I feel the same I am 3 weeks post op today had my left tube removed and have just had to phone to get my sick note extended some of my team at work are close friends and been supportive but I can’t help feel guilty and that people will be thinking as i start to be up and about more that I should be back at work. My emotions are all over the place and I just don’t know how I’m meant to feel my partner is brilliant but if I get upset he automatically thinks it’s physical pain and I struggle to explain otherwise. Like you I’ll have a good day and think I can go bk to work get on etc then have a day like today where all I can do is cry it’s like it’s not even optional the tears just come.
So Thankyou for sharing cos I feel slightly less alone x

htf20
Posts: 3
Joined: Mon Dec 14, 2020 2:58 pm

Re: Positive test one day, Next day find out ectopic.

Post by htf20 »

Hi Viain,

I’m much the same as you, i mainly went back to work because i couldn’t deal with my own emotions and thought work would help me stop thinking and also because of the guilt i had sitting there. I’m very close with my work (like family) , so they know what has happened and been really supportive of me taking the time i need. Within 2 weeks of going back i was in absolute agony all down my right side (fallopian removed that side) and shoulders and my right boob and ended up back in hospital. I also couldn’t go a day without balling my eyes out or hiding somewhere at work to take 30 minutes to myself. I strongly believe now not go back untill your ready, and when you do go back maybe ask for part time for a couple of weeks so you can adjust slowly.

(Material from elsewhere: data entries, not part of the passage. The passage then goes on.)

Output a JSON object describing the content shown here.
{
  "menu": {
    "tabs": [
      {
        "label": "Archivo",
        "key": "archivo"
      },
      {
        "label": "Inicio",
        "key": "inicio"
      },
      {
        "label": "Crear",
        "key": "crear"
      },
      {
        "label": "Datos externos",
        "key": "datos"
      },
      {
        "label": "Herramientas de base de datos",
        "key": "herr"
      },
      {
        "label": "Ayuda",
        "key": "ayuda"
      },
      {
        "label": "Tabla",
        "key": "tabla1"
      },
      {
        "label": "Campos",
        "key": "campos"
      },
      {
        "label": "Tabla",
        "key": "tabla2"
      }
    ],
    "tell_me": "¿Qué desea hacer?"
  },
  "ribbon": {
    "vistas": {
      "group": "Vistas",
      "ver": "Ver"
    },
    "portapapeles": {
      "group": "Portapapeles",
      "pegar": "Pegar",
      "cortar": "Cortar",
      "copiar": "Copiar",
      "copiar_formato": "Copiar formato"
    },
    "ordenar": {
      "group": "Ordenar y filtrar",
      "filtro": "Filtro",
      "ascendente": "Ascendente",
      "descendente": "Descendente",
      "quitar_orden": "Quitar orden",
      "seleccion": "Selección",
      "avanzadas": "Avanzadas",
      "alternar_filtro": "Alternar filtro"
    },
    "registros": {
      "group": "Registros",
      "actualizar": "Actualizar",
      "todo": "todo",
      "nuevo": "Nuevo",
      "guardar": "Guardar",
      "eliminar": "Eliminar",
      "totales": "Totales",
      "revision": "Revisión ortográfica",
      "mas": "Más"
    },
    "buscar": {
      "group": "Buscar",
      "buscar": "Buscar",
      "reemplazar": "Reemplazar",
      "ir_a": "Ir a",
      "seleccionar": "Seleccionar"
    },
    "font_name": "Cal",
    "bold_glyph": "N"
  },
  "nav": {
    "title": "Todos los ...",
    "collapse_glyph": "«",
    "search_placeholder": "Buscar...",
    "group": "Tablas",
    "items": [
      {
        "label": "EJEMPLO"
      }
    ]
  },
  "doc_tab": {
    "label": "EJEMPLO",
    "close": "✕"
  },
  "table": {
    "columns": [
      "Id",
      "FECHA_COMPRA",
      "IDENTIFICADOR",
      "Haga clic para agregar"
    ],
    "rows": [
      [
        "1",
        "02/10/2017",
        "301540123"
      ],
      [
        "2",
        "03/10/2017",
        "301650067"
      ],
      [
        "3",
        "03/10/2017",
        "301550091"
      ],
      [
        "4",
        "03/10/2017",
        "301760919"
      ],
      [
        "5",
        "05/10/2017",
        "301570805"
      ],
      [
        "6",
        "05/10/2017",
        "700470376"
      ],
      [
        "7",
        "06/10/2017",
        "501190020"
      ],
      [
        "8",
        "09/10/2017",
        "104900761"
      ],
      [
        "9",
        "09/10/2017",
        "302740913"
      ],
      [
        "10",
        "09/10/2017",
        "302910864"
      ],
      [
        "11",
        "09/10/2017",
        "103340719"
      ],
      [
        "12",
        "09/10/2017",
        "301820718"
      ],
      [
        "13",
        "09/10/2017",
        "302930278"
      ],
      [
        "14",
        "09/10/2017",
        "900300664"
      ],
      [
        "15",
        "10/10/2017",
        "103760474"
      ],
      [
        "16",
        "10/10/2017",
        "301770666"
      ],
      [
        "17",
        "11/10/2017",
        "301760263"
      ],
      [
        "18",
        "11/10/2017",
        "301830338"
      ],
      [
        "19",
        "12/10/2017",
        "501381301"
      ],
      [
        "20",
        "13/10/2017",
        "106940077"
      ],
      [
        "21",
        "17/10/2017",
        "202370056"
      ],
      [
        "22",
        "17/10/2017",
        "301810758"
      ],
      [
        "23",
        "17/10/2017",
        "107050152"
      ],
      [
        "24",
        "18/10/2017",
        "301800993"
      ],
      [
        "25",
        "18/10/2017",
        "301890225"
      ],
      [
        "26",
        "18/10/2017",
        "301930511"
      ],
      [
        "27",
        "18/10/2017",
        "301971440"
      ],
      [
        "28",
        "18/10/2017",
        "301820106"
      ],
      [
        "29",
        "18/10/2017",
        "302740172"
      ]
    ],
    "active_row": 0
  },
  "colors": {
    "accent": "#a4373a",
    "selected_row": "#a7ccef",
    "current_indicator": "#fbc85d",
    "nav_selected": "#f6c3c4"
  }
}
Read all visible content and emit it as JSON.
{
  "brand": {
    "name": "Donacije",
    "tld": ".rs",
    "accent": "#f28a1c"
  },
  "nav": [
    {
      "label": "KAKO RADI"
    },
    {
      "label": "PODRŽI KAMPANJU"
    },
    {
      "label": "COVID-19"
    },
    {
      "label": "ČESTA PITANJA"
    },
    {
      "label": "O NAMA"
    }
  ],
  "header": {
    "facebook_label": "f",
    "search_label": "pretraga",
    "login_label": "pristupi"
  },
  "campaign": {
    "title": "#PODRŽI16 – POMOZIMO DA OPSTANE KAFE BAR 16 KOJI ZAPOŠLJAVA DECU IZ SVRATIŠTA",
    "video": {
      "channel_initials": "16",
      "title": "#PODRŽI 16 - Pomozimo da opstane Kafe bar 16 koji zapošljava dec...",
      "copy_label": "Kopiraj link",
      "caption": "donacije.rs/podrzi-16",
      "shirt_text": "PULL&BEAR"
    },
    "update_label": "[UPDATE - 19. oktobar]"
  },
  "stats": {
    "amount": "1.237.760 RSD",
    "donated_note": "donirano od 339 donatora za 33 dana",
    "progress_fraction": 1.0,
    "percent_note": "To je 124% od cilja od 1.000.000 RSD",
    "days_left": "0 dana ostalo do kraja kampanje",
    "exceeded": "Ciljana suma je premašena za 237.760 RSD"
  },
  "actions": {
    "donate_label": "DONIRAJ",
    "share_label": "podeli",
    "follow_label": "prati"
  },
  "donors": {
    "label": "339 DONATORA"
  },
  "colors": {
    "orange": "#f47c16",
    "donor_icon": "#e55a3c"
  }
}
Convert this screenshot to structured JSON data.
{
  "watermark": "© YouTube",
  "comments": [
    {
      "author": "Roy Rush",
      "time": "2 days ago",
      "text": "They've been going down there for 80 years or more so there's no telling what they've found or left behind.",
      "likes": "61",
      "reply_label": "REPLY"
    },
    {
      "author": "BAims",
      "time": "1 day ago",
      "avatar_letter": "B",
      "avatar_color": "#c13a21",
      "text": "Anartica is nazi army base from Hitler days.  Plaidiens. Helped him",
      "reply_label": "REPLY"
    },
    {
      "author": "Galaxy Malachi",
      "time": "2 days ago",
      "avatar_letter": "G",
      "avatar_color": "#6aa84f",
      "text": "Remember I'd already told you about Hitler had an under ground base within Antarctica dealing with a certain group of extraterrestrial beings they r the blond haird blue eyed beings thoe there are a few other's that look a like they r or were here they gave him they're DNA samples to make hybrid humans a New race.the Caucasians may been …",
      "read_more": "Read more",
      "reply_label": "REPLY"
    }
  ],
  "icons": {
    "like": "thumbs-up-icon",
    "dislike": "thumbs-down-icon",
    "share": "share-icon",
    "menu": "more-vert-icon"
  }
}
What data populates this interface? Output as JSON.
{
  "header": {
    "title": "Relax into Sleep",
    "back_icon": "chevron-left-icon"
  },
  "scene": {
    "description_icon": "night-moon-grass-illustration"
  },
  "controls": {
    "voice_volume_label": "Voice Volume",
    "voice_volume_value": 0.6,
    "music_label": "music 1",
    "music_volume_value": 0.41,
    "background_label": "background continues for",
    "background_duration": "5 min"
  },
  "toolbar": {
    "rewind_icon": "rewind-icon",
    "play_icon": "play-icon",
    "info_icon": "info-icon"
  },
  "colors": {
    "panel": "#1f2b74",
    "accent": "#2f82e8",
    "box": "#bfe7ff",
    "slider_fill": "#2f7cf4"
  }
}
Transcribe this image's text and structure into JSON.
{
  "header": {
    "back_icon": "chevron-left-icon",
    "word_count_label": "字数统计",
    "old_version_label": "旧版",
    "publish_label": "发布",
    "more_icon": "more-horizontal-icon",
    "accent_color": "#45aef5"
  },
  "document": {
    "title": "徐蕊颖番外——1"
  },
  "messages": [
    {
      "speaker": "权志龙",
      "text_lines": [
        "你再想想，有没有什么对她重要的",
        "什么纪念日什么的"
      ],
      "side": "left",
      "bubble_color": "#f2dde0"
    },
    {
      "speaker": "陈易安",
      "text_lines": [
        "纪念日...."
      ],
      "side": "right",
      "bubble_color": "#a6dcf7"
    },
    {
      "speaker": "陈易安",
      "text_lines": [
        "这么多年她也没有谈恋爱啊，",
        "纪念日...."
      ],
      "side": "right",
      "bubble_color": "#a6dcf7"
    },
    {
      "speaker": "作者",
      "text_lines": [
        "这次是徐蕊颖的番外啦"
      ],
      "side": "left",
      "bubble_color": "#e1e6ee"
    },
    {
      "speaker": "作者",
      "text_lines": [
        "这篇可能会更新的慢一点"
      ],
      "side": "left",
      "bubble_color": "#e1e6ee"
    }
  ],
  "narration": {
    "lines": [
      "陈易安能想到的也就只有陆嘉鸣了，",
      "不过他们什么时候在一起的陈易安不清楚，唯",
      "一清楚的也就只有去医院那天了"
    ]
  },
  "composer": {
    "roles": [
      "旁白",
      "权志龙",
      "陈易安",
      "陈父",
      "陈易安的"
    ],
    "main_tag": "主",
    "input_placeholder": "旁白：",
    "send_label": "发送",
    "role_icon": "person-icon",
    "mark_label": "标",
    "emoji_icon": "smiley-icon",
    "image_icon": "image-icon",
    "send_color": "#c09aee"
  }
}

I still feel constantly guilty and super super emotional about everything, i have started a little diary that i write down how i’m feeling and what pain i’m in. It just means if my parents or 2 best friends ask how i’m coping i can show them, rather then explain as i often just find myself crying or i just shut it down quickly.

If you ever need someone to talk to, please don’t hesitate to message as i struggle to open up too.